Concernant la scène locale, on va dire que c'est plutôt une ville rock et reggae. J'y joue depuis 2006 mais, en termes de musiques électroniques, ce n'est pas fou ! Cela dit, ça va un peu mieux qu'avant on va dire... Il y a quelques bons artistes locaux émergents (sans citer Zadig et Max Fader devenu S3A qui sont désormais tous les deux reconnus chacun dans leurs univers) et des collectifs/ assos/ lieux qui font bien le job. Je pense, par exemple, au (désormais fermé) Yolo Club qui, pendant un an, a accueilli la crème des artistes nationaux et internationaux et à The Underground qui opère maintenant. Je pense aussi aux crews comme Brimfool ou Mauvaise Graine (Bryan et Robin) qui m'ont permis, en 2014/ 2015, de développer mon identité de soirée Kontrol et de faire venir Laurent Garnier, Âme, Rodriguez Jr, Agoria et bien d'autres au Yolo. Pas mal pour une petite ville, non ?

Enfin, tu disais que tu allais sortir ton premier disque vinyle Nanga sur A-Traction, mais dis aussi vouloir sortir un album (on cite) "conçu sur des bases électroniques mais avec de l'acoustique et des cordes et probablement accompagné d'un live". Tu nous en dis plus ?

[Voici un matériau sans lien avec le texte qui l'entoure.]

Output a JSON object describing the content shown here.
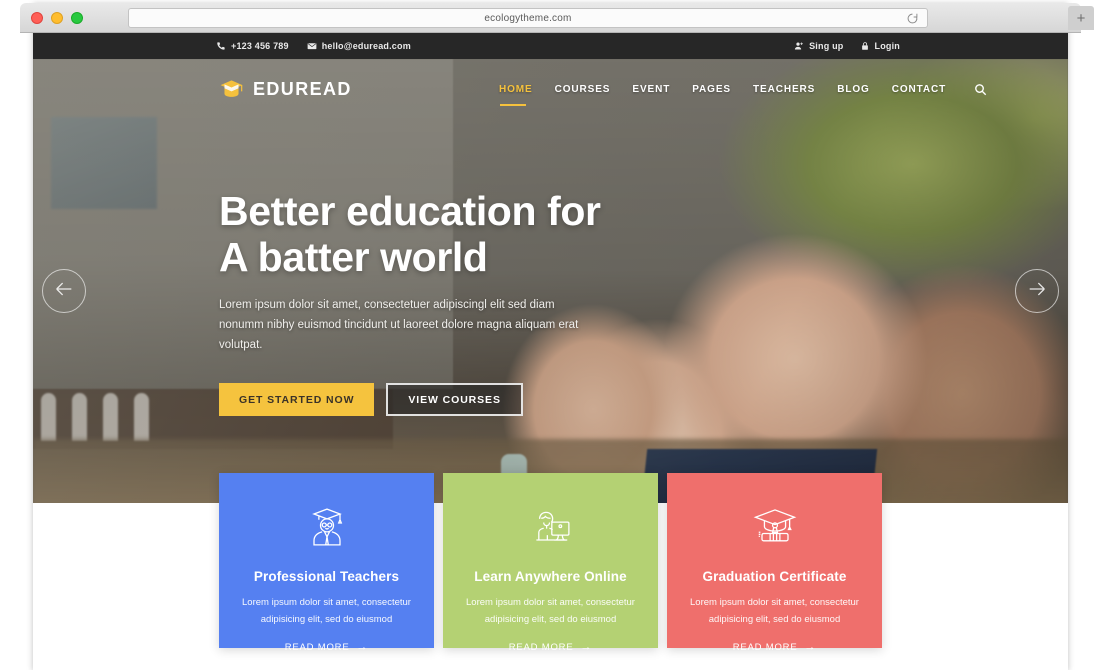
{
  "browser": {
    "url": "ecologytheme.com",
    "reload_icon": "reload-icon",
    "new_tab_label": "+",
    "traffic_lights": [
      "close",
      "minimize",
      "zoom"
    ]
  },
  "topbar": {
    "phone": "+123 456 789",
    "phone_icon": "phone-icon",
    "email": "hello@eduread.com",
    "email_icon": "envelope-icon",
    "signup_label": "Sing up",
    "signup_icon": "user-add-icon",
    "login_label": "Login",
    "login_icon": "lock-icon"
  },
  "header": {
    "logo_text": "EDUREAD",
    "logo_icon": "graduation-cap-icon",
    "nav": [
      {
        "label": "HOME",
        "active": true
      },
      {
        "label": "COURSES",
        "active": false
      },
      {
        "label": "EVENT",
        "active": false
      },
      {
        "label": "PAGES",
        "active": false
      },
      {
        "label": "TEACHERS",
        "active": false
      },
      {
        "label": "BLOG",
        "active": false
      },
      {
        "label": "CONTACT",
        "active": false
      }
    ],
    "search_icon": "search-icon",
    "accent_color": "#f5c13d"
  },
  "hero": {
    "title_line1": "Better education for",
    "title_line2": "A batter world",
    "description": "Lorem ipsum dolor sit amet, consectetuer adipiscingl elit sed diam nonumm nibhy euismod tincidunt ut laoreet dolore magna aliquam erat volutpat.",
    "primary_button": "GET STARTED NOW",
    "secondary_button": "VIEW COURSES",
    "primary_button_color": "#f5c33e",
    "prev_arrow_icon": "arrow-left-icon",
    "next_arrow_icon": "arrow-right-icon"
  },
  "cards": [
    {
      "icon": "professor-icon",
      "title": "Professional Teachers",
      "description": "Lorem ipsum dolor sit amet, consectetur adipisicing elit, sed do eiusmod",
      "link_label": "READ MORE",
      "link_arrow": "→",
      "color": "#5580f1"
    },
    {
      "icon": "person-computer-icon",
      "title": "Learn Anywhere Online",
      "description": "Lorem ipsum dolor sit amet, consectetur adipisicing elit, sed do eiusmod",
      "link_label": "READ MORE",
      "link_arrow": "→",
      "color": "#b4d173"
    },
    {
      "icon": "certificate-cap-icon",
      "title": "Graduation Certificate",
      "description": "Lorem ipsum dolor sit amet, consectetur adipisicing elit, sed do eiusmod",
      "link_label": "READ MORE",
      "link_arrow": "→",
      "color": "#ef6f6c"
    }
  ]
}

Marst : Ah l'EP Nanga... Ça fait un moment qu'il doit sortir et qu'il est attendu celui-là ! Je suis bien bien content qu'il voit enfin le jour d'ici deux mois... Ça sera ma première sortie vinyl ! Avant ça, je n'ai pu sortir qu'en digital...
En ce qui concerne l'album, c'est en cours. Je réfléchis au studio dans lequel je vais pouvoir enregistrer ça et avoir un grain de son dément, mais aussi aux collaborateurs que je vais contacter. Je ne peux pas trop en dire plus pour le moment à part que ça sera éclectique et organique, en plus d'être, bien sûr, électronique !

Retrouvez Marst ici !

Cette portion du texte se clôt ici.